RI News Portal. Jakarta, 15 September 2025 – Di era ketidakpastian ekonomi pasca-pandemi, sektor pembiayaan di Indonesia semakin menekankan pendekatan inovatif untuk mengelola risiko hukum. PT BRI Multifinance Indonesia (BRI Finance), sebagai entitas anak usaha dari BRI Group, baru-baru ini menunjukkan langkah proaktif dengan menginisiasi kolaborasi hukum non-litigasi bersama Kejaksaan Negeri Kota Semarang. Inisiatif ini tidak hanya mempercepat resolusi sengketa, tetapi juga menjadi model bagi praktik tata kelola perusahaan yang berkelanjutan di sektor keuangan.
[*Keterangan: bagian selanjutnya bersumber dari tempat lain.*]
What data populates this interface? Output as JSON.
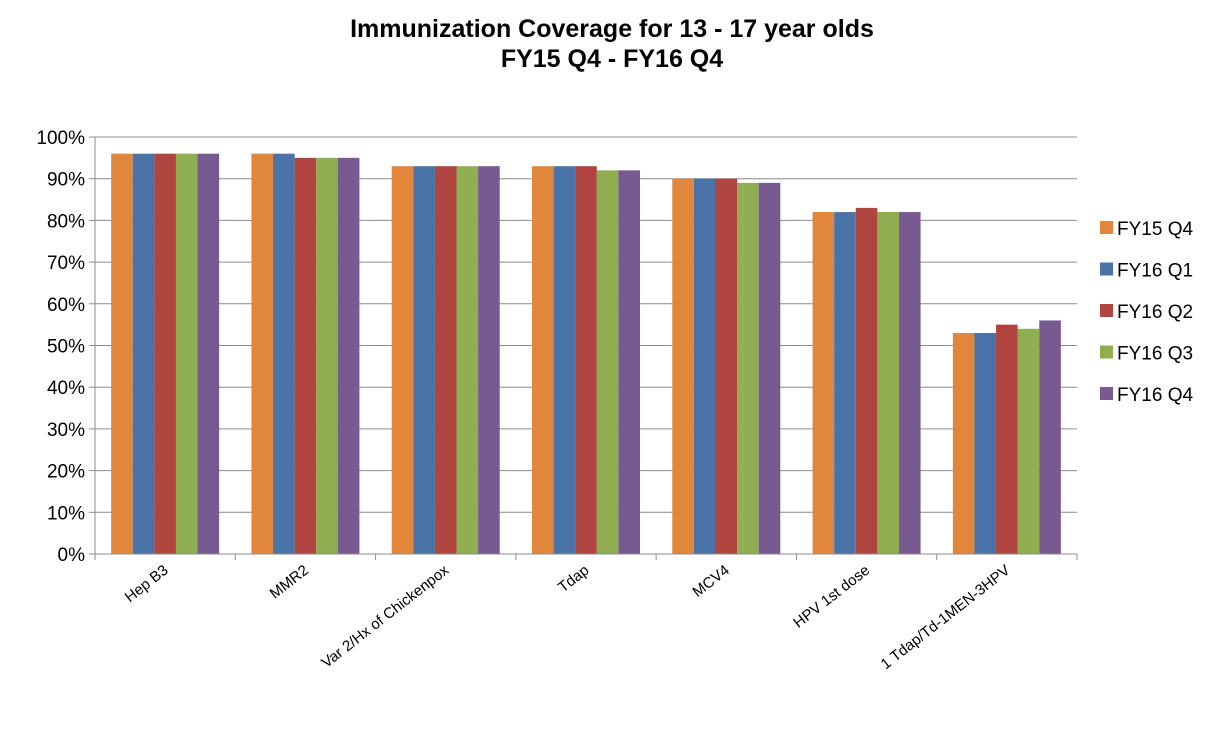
{
  "chart_data": {
    "type": "bar",
    "title": "Immunization Coverage for 13 - 17 year olds",
    "subtitle": "FY15 Q4 - FY16 Q4",
    "xlabel": "",
    "ylabel": "",
    "ylim": [
      0,
      100
    ],
    "y_ticks": [
      "0%",
      "10%",
      "20%",
      "30%",
      "40%",
      "50%",
      "60%",
      "70%",
      "80%",
      "90%",
      "100%"
    ],
    "y_tick_values": [
      0,
      10,
      20,
      30,
      40,
      50,
      60,
      70,
      80,
      90,
      100
    ],
    "grid": true,
    "legend_position": "right",
    "categories": [
      "Hep B3",
      "MMR2",
      "Var 2/Hx of Chickenpox",
      "Tdap",
      "MCV4",
      "HPV 1st dose",
      "1 Tdap/Td-1MEN-3HPV"
    ],
    "series": [
      {
        "name": "FY15 Q4",
        "color": "#E0873C",
        "values": [
          96,
          96,
          93,
          93,
          90,
          82,
          53
        ]
      },
      {
        "name": "FY16 Q1",
        "color": "#4A74A8",
        "values": [
          96,
          96,
          93,
          93,
          90,
          82,
          53
        ]
      },
      {
        "name": "FY16 Q2",
        "color": "#B0443F",
        "values": [
          96,
          95,
          93,
          93,
          90,
          83,
          55
        ]
      },
      {
        "name": "FY16 Q3",
        "color": "#8FAE4F",
        "values": [
          96,
          95,
          93,
          92,
          89,
          82,
          54
        ]
      },
      {
        "name": "FY16 Q4",
        "color": "#785A93",
        "values": [
          96,
          95,
          93,
          92,
          89,
          82,
          56
        ]
      }
    ]
  }
}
Melalui Kantor Cabang Semarang di Jawa Tengah, BRI Finance telah mengajukan permohonan bantuan hukum non-litigasi, yang kemudian direspons dengan penyelenggaraan forum ekspose khusus. Forum ini memungkinkan pemetaan komprehensif atas kasus-kasus pembiayaan bermasalah, membuka jalan bagi solusi yang lebih efisien tanpa harus melalui jalur pengadilan yang memakan waktu. Pendekatan ini mencakup berbagai instrumen seperti konsultasi, mediasi, negosiasi, somasi, dan penyusunan dokumen legal, yang semuanya dirancang untuk menghasilkan penyelesaian adil dan saling menguntungkan bagi pihak terkait.
Dalam pernyataan resminya dari Jakarta, Direktur Utama BRI Finance, Wahyudi Darmawan, menekankan bahwa sinergi ini merupakan bagian dari strategi jangka panjang perusahaan untuk memperkuat kepastian hukum. “Pendekatan non-litigasi tidak hanya mempercepat proses, tetapi juga mencerminkan komitmen kami terhadap integritas dalam tata kelola,” ungkap Wahyudi. Ia menambahkan bahwa kolaborasi dengan Kejaksaan Negeri Semarang akan memperkuat perlindungan di bidang perdata dan tata usaha negara, khususnya dalam menangani aset bermasalah yang sering menjadi penghambat pertumbuhan bisnis.

Dari perspektif akademis, inisiatif BRI Finance ini selaras dengan tren global di bidang corporate governance, di mana perusahaan keuangan semakin mengadopsi mekanisme alternatif dispute resolution (ADR) untuk mitigasi risiko. Di Indonesia, di mana sektor pembiayaan multifinance sering menghadapi tantangan seperti kredit macet akibat fluktuasi ekonomi, pendekatan non-litigasi dapat mengurangi beban sistem peradilan yang sudah overloaded. Menurut data dari Otoritas Jasa Keuangan (OJK), tingkat non-performing financing (NPF) di sektor multifinance mencapai sekitar 3-5% pada paruh pertama 2025, menandakan kebutuhan akan inovasi resolusi seperti yang diterapkan BRI Finance.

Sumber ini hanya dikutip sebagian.